Garis Pantai di Antara Kita

Awal Try Surya
Chapter #14

Stasiun dan Kereta

Pintu ruang perawatan tertutup di depan kami.

Tidak ada yang bicara.

Ibu Selly beberapa kali melangkah maju, lalu berhenti ketika perawat menahannya dengan suara pelan.

Ayah berdiri beberapa meter dari sana. Wajahnya pucat. Pandangannya tidak pernah lepas dari pintu yang baru saja tertutup.

Ibu merangkul Syakila di samping gue.

Adik gue diam saja. Matanya berkaca-kaca, kebingungan melihat orang-orang dewasa yang biasanya terlihat kuat kini seperti kehilangan pegangan.

Selly masih berdiri.

Beberapa detik.

Lalu perlahan duduk di kursi tunggu.

Bukan karena sudah tenang.

Tubuhnya seperti tidak sanggup berdiri lebih lama.

Ibu Selly langsung memeluk pundaknya.

Dan saat itulah gue sadar betapa kecilnya Selly di tengah semua ini.

Selama ini gue selalu melihat dia sebagai orang yang kuat. Orang yang bisa tetap belajar di perpustakaan setelah semalaman menjaga ayahnya. Orang yang masih sempat memikirkan nilai ujian ketika hidupnya sedang berantakan.

Tapi malam itu, dia cuma seorang anak yang takut kehilangan ayahnya.

Gue ingin mendekat.

Ingin mengatakan sesuatu.

Apa saja.

Tapi gue tidak bergerak.

Di samping Selly ada ibunya.

Dan ada kesedihan yang tidak bisa dimasuki begitu saja, bahkan oleh orang yang peduli.

Waktu berjalan lambat setelah itu.

Jam di lorong terus bergerak.

Orang-orang terus lewat.

Tapi rasanya tidak ada yang benar-benar berubah.

Sampai akhirnya pintu ruang perawatan kembali terbuka.

Dokter keluar.

Semua orang langsung berdiri.

Ibu Selly yang paling cepat menghampiri.

"Dok..."

Dokter melepas maskernya.

Wajahnya lelah.

Dan saat melihat ekspresi itu, dada gue langsung terasa kosong.

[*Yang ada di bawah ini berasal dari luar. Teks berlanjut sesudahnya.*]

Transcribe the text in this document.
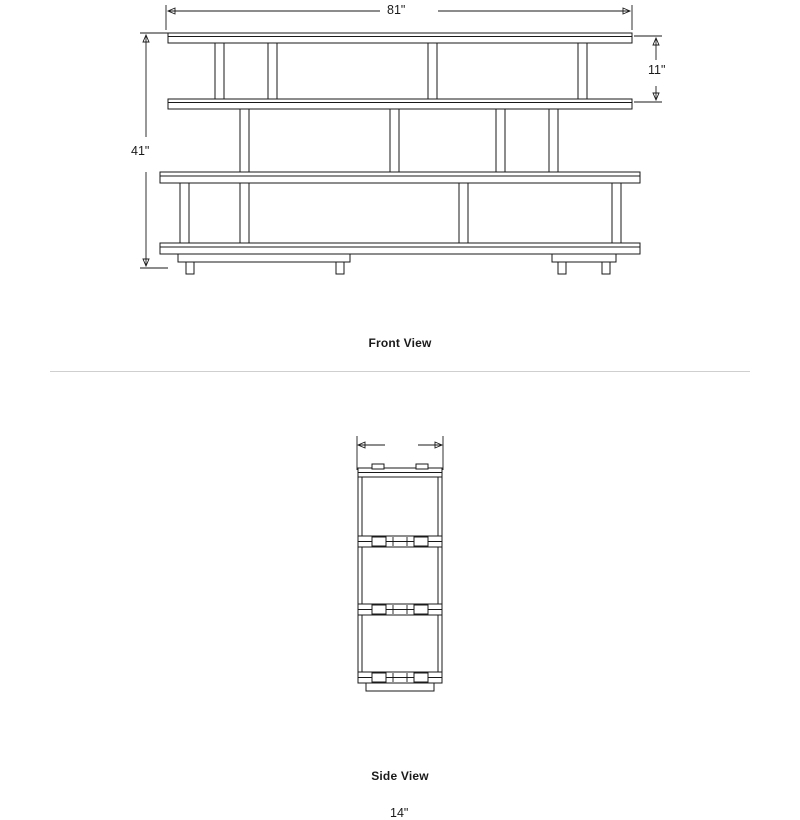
81"
41"
11"
Front View
14"
Side View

Ada kabar yang kadang sudah sampai lebih dulu sebelum kata-katanya keluar.

Ibu Selly menutup mulutnya.

Selly berdiri di belakang ibunya.

Diam.

Dokter berbicara pelan.

Pak Damar sudah tidak ada.

Setelah itu, dunia seperti berhenti beberapa saat.

Ibu Selly langsung menangis.

Tangis yang berat.

Seperti sesuatu yang selama berbulan-bulan ia tahan akhirnya runtuh sekaligus.

Selly tidak.

Dia hanya berdiri.

Menatap dokter.

Lalu menatap pintu ruang perawatan.

Seolah masih menunggu seseorang keluar dari sana dan mengatakan semuanya salah.

Baru ketika ibunya memeluknya, pertahanannya pecah.

Selly menundukkan wajah.

Air matanya jatuh tanpa henti.

Tidak ada teriakan.

Tidak ada tangis yang keras.

Justru karena itulah rasanya semakin menyakitkan.

Gue memalingkan wajah sebentar, tidak kuat melihatnya serapuh itu.

Di samping gue, Ayah mengusap wajahnya dengan kedua tangan, lalu terjatuh bersimpuh dengan kedua lututnya.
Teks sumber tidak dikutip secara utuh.